これまでと違う事業で会社を活性化させようと、2015年に新規事業として養殖を始めた。
金子コード食品事業部・中村秀憲部長:
一番手前にいる魚たちは2021年夏に生まれた稚魚で、まだ1歳に満たない小さな魚たちです。だいたい3~4年のタイミングでオスかメスかを判別しますから、今はまだオスかメスか分からない状態です

案内してくれたのは、チョウザメの養殖事業を立ち上げた金子コード食品事業部の中村秀憲部長だ。
金子コード・中村部長:
この魚たちはみんなメス、お腹に卵を持った魚たちです。カラーのタグは1匹1匹識別するための目印です。実際には、魚の頭の中にICチップが入っているので分かるんです。
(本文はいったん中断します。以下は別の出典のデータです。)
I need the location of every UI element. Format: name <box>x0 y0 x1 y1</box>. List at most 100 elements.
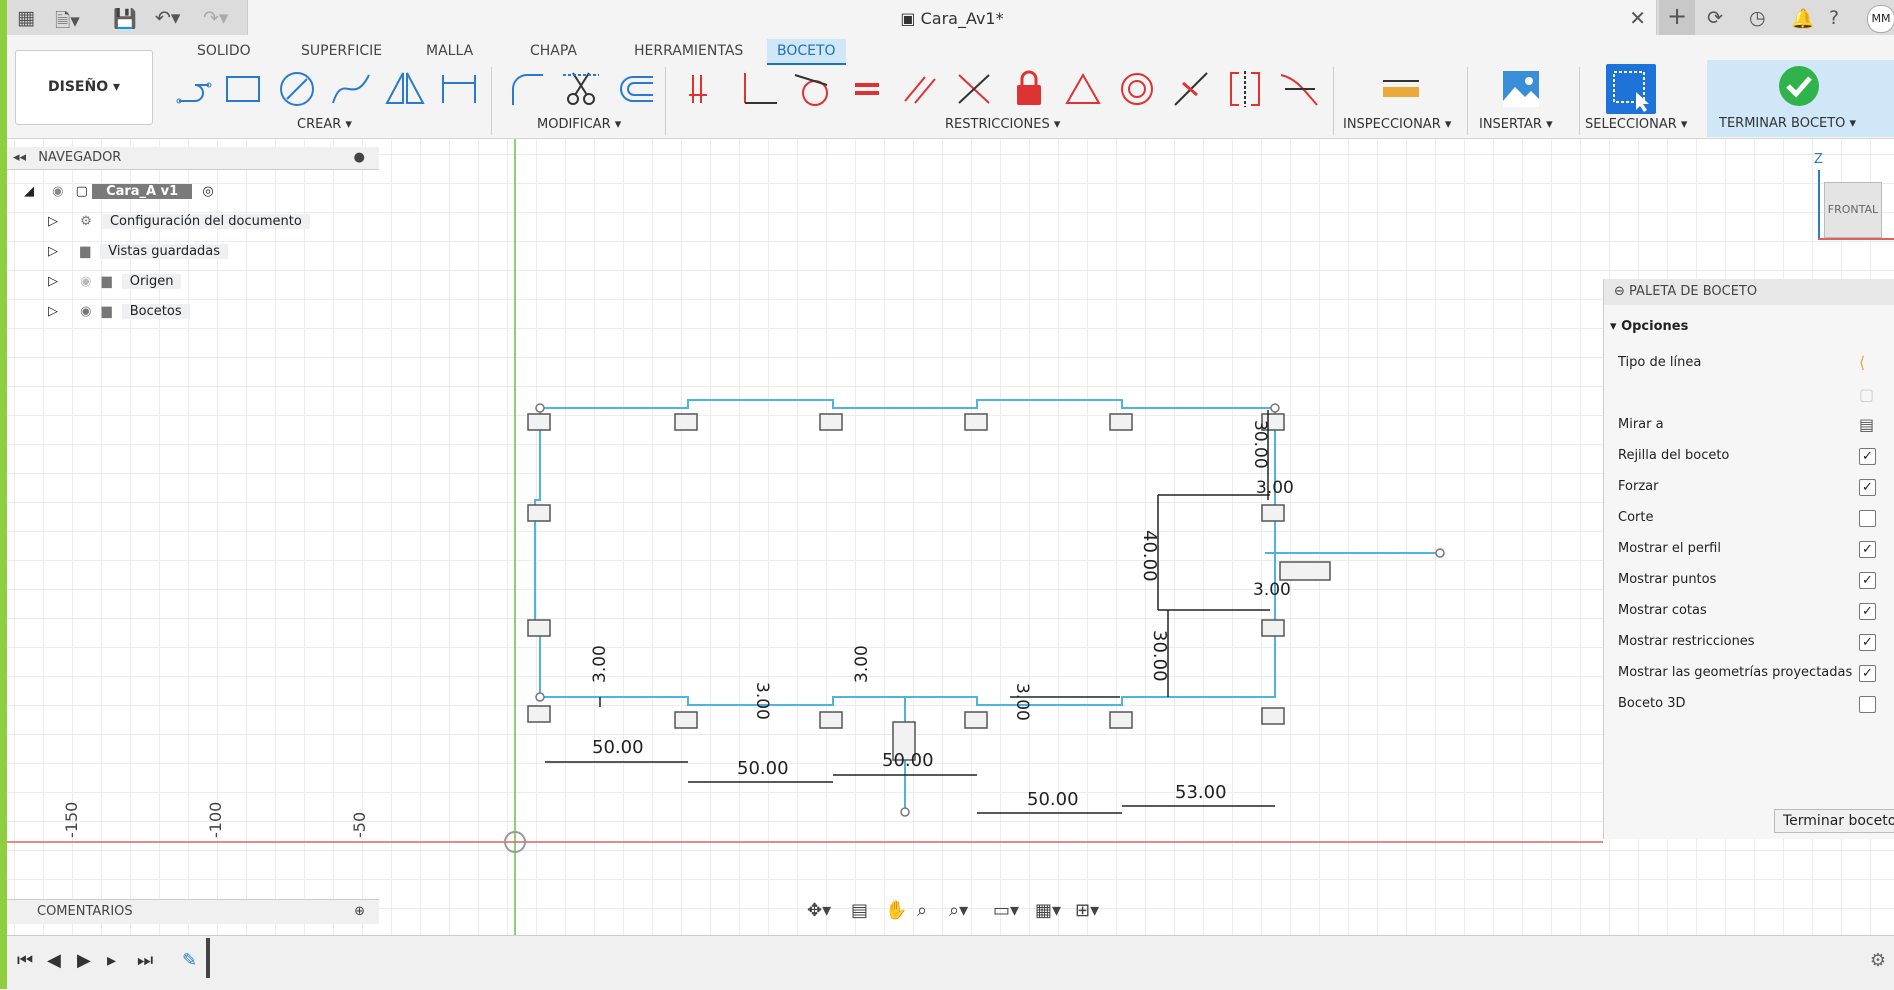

その魚がどこで生まれて、何をどうやって食べて、どういう環境で育ってきたかというトレース(追跡)を全部、1匹1匹行っています

チョウザメは同じ春野町内にある別の施設で孵化させた後、10年ほどかけて出荷できる大きさまで育てる。チョウザメは100年以上生きることもあるそうで、養殖場には30年以上育った個体もいた。
浜松名産“ウナギ”で水質管理
水槽でウナギを見つけた。

金子コード・中村部長:
ウナギは、水質チェックのためのテストパイロット的な役割をしてもらっています。水質が悪くなった時に、チョウザメより先にウナギが(水の)状態を知らせてくれるので、そのための水質チェッカーです
場所選定の決め手は「水」
なぜキャビアの生産地として、春野町を選んだのだろうか。
金子コード・中村部長:
ここ(春野町)でチョウザメの養殖をやっている理由は、もう一言につきます。「水」です

水によっては、チョウザメが大量に死んでしまうこともあったそうだ。試行錯誤を重ね、適度なミネラルが含まれた春野町の地下水が養殖に適していることをつきとめた。
2018年にキャビアの出荷を始めてから生産量を順調に伸ばし、当初の20倍以上になった。販売は飲食店向けのみだ。

金子コード・中村部長:
おかげさまでいろいろな飲食店さんに支えて頂きながら、前年比プラスを毎年続けているところです。需要に対して生産がまだ追いついていない
2カ所目は清掃工場の隣
生産量を伸ばすため、金子コードは新たな場所に注目した。浜松市で建設中の新しい清掃工場だ。
春野町の養殖場から車で約1時間、浜松市天竜区青谷では市の新しい清掃工場が建設されている。総事業費約845億円で、2024年の完成が予定されている。

金子コード・中村部長:
ここで5000尾ほどのチョウザメを育てようと思っています
清掃工場は約20年で建て替えが必要で、すでに完成前から同じ敷地内に建て替えのための土地が用意されている。
金子コードは、この建て替え用の1.6ヘクタールの土地を年間100万円で市から借り、ゴミの焼却で出た余熱を利用してチョウザメを飼育する計画だ。

「余熱」を利用…地元も雇用に期待
金子コード・中村部長:
温かい水にすることによってチョウザメが活発に動いて、短い時間でも成長が早くできるというような効果があります

浜松市新清掃工場建設担当・山口佳伯課長:
全国的には温浴施設、例えば浜松市ですとプールが(清掃工場の)横に併設されています。そうした例からひとつ脱却して、もっと地元の皆さんと一緒に働ける場所を作りたいと
チョウザメだけでなく他の魚介類や植物も育てる計画で、清掃工場の廃熱を農水産業にいかす取り組みは静岡県内では初めてだ。

金子コード食品事業部・中村秀憲部長:
一番の目標は世界一おいしいキャビア。それを中心にこの地元・浜松の魅力を使って、世界に誇れる食品をますます増やしていきたい
世界一のキャビアへ。新たな挑戦が浜松の魅力発信にもつながっていく。